Corymbia setosa, commonly known as rough leaved bloodwood or desert bloodwood, is a species of small tree that is endemic to north-eastern Australia. It has rough, tessellated brown bark on the trunk and branches, a crown of juvenile, heart-shaped leaves arranged in opposite pairs, flower buds in groups of three or seven, white flowers and urn-shaped to shortened spherical fruit.

==Description==
Corymbia setosa is a tree that typically grows to a height of 4 m, rarely as a thick-trunked mallee, and forms a lignotuber. It has rough, deeply tessellated brownish bark on the trunk and branches and a sparse canopy. Young plants and coppice regrowth have sessile, heart-shaped leaves that are 38-78 mm long and 17-33 mm wide arranged in opposite pairs and with a rough surface. The crown of the tree has sessile, juvenile mostly heart-shaped, stem-clasping leaves that are the same shade of dull light green to greyish green on both sides, 27-77 mm long and 10-50 mm wide and arranged in opposite pairs. The flower buds are arranged on the ends of branchlets on a branched peduncle 3-25 mm long, each branch of the peduncle with three or seven buds on pedicels 3-10 mm long. Mature buds are pear-shaped, 6-12 mm long and 5-7 mm wide with a beaked operculum. Flowering has been observed in June, September and November and the flowers are white. The fruit is a woody urn-shaped or shortened spherical capsule 11-28 mm long and 11-25 mm wide with the valves enclosed in the fruit.

==Taxonomy and naming==
This eucalypt was first formally described in 1843 by Johannes Conrad Schauer in Walpers' book Repertorium Botanices Systematicae and given the name Eucalyptus setosa from specimens collected by Ferdinand Bauer. In 1995 Ken Hill and Lawrie Johnson changed the name to Corymbia setosa. The specific epithet (setosa) is from the Latin word setosus meaning "bristly".

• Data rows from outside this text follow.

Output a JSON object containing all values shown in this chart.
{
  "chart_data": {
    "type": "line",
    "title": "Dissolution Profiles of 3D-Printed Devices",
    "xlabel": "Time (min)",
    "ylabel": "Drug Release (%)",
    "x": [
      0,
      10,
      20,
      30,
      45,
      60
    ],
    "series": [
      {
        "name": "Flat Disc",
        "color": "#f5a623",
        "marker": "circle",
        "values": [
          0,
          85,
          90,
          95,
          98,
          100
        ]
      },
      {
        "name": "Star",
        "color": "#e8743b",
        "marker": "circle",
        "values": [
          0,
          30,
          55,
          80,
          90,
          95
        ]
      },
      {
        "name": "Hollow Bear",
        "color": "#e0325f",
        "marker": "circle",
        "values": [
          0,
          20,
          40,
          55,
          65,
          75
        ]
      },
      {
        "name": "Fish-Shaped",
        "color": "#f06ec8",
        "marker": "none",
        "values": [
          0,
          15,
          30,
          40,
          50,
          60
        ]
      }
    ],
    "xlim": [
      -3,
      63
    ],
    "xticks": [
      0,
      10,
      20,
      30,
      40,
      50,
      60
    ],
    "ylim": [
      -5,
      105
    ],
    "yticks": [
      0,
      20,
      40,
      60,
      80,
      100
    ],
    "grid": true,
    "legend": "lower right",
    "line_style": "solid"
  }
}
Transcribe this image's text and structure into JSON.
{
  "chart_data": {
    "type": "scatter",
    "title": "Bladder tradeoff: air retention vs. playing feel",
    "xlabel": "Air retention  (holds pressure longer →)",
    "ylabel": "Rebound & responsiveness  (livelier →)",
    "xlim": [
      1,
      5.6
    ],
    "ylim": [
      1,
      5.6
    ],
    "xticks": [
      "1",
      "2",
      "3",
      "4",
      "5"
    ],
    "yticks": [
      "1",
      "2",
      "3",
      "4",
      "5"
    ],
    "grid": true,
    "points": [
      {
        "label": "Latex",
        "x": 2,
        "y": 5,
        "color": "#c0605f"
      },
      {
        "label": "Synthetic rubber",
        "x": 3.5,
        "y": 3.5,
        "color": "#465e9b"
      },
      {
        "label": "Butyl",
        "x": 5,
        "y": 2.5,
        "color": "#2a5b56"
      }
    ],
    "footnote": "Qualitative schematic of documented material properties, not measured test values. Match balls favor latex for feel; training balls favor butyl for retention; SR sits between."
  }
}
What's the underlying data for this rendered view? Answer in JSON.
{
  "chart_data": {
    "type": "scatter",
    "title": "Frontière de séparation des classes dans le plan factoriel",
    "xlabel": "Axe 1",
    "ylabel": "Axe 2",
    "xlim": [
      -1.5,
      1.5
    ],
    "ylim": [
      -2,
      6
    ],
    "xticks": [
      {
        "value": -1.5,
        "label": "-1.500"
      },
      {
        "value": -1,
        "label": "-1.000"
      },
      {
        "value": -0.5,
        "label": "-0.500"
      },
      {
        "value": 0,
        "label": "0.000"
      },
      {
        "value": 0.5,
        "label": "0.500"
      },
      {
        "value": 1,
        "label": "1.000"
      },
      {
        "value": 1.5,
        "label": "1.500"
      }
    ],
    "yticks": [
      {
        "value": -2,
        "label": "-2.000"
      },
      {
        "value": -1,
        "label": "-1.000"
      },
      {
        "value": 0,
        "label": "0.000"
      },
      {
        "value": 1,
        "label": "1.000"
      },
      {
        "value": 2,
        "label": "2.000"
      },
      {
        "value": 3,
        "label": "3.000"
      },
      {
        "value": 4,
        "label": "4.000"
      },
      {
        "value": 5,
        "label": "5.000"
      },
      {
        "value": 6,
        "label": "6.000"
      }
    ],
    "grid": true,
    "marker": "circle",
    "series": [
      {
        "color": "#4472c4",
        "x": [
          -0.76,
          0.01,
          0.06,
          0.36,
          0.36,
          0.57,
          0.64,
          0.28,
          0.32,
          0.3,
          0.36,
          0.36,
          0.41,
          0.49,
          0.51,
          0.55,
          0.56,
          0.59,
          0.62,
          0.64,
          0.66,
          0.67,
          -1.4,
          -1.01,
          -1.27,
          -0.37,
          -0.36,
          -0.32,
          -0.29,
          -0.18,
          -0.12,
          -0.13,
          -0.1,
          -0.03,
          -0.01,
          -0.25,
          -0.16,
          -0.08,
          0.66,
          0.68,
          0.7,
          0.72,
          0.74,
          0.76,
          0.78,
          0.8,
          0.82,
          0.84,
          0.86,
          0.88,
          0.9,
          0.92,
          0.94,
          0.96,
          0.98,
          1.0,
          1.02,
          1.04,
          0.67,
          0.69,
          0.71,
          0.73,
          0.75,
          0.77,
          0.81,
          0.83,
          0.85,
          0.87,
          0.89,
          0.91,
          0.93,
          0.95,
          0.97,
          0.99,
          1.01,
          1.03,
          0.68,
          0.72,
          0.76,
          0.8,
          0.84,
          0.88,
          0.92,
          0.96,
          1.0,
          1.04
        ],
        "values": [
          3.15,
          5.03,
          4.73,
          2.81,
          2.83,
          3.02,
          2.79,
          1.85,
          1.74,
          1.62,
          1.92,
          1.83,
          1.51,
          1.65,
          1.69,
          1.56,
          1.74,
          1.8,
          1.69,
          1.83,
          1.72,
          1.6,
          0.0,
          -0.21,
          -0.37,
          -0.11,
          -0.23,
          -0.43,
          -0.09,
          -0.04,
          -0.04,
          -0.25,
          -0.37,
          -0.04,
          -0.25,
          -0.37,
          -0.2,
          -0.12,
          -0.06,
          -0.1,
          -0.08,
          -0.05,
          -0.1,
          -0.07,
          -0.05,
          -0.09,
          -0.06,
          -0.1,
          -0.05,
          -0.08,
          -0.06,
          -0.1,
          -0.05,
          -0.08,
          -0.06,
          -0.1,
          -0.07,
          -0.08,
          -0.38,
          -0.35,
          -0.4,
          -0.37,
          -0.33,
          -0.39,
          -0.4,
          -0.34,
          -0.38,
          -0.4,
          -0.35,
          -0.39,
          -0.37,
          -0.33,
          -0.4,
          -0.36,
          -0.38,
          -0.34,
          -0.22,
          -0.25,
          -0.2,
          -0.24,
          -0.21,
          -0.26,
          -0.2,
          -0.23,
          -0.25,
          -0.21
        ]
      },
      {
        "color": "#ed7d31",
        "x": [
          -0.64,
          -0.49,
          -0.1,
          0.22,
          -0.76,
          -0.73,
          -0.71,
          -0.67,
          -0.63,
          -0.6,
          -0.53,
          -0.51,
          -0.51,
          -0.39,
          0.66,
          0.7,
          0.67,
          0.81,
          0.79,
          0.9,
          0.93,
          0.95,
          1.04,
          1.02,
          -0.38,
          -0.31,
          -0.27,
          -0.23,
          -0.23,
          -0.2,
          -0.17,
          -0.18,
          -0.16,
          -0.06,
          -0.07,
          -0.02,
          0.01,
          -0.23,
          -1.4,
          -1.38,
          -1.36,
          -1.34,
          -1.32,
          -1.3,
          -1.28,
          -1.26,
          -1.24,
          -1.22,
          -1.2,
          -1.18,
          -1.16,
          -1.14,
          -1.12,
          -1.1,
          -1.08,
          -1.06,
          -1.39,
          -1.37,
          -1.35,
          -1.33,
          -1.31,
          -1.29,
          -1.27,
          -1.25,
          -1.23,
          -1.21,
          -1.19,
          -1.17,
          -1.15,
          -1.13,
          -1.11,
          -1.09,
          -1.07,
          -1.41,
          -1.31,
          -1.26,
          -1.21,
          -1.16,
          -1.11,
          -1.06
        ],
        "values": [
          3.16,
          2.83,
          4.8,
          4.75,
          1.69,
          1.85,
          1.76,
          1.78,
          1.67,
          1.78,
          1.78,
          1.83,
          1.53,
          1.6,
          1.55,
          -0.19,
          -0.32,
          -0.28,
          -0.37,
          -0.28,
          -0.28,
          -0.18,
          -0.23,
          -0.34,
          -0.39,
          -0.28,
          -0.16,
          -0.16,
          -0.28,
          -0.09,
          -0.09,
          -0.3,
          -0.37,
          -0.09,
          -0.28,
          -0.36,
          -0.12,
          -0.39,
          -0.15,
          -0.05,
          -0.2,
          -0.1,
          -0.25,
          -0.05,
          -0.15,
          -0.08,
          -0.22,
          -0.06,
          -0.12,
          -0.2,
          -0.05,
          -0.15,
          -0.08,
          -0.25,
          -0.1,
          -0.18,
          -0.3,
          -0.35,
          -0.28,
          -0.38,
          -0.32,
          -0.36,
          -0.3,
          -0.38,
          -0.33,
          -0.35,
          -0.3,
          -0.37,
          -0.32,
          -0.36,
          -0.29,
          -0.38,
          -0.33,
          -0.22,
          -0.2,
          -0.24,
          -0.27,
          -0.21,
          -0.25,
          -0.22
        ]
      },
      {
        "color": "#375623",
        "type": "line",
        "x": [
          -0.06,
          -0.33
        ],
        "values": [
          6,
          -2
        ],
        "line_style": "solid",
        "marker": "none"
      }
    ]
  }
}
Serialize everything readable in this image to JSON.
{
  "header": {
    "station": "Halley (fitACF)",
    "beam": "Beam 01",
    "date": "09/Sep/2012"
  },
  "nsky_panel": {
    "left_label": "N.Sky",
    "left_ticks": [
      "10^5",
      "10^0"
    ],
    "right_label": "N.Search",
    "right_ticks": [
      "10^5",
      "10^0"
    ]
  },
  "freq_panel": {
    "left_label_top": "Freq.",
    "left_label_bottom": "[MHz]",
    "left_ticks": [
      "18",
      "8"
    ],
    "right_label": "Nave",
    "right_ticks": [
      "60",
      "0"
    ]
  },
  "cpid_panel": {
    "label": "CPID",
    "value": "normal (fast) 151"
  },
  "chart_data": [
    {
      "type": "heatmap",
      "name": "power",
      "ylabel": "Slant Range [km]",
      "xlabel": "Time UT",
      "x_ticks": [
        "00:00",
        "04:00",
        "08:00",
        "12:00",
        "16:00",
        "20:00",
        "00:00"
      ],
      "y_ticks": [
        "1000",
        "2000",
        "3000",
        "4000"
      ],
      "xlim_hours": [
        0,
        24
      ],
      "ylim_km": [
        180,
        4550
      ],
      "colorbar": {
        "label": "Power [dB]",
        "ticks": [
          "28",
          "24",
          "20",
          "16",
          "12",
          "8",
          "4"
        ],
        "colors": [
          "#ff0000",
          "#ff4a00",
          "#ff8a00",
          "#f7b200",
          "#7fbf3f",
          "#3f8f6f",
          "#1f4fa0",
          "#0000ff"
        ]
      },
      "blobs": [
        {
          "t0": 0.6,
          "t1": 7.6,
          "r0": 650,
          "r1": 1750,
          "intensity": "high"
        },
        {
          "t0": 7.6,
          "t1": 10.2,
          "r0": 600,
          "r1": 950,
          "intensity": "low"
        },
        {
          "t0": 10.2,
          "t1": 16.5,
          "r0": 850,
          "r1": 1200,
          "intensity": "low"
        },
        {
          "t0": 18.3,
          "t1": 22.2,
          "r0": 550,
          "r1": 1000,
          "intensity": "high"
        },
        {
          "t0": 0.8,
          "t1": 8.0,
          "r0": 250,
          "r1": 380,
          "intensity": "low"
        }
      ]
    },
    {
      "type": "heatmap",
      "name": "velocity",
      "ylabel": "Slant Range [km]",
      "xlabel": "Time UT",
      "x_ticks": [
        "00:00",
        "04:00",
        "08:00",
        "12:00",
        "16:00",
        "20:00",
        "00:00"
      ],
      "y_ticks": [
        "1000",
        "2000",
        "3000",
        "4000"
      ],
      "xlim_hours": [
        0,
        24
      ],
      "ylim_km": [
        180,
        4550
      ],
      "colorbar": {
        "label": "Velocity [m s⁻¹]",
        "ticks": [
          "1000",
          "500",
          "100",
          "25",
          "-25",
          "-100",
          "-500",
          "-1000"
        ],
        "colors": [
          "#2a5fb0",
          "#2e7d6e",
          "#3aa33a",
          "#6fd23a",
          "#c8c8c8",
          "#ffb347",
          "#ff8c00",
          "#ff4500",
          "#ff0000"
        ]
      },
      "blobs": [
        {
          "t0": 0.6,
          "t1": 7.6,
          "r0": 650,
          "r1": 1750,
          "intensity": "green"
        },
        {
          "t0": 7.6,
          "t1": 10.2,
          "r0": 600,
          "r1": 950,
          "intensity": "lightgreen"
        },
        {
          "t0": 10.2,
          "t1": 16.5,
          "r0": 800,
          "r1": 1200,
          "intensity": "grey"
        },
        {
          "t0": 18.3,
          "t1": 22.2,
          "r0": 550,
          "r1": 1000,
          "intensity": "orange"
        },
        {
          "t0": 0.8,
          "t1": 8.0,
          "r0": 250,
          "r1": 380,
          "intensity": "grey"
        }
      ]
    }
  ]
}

In the same journal, Hill and Johnson described two subspecies, pedicellaris and subspecies setosa but the names are not accepted by the Australian Plant Census.

==Distribution and habitat==
Corymbia setosa grows on rocky hills and red sandy plains, but not extending to wet tropical areas. It is found from Tennant Creek, Northern Territory, Daly Waters and the Barkly Tableland in the Northern Territory and east into the Gulf of Carpentaria hinterland and islands, to the Musgrave area of Cape York Peninsula and as far south as Barcaldine in Queensland.

In a woodland setting, associated species include Erythrophleum chlorostachys, Eucalyptus foelscheana, Xanthostemon paradoxus, Eucalyptus confertiflora and Eucalyptus latifolia in the overstorey and Grevillea decurrens, Gardenia megasperma and Calytrix exstipulata in the sparsely vegetated understorey.

==Conservation status==
This species of eucalypt is classified as of "least concern" under the Queensland Government Nature Conservation Act 1992.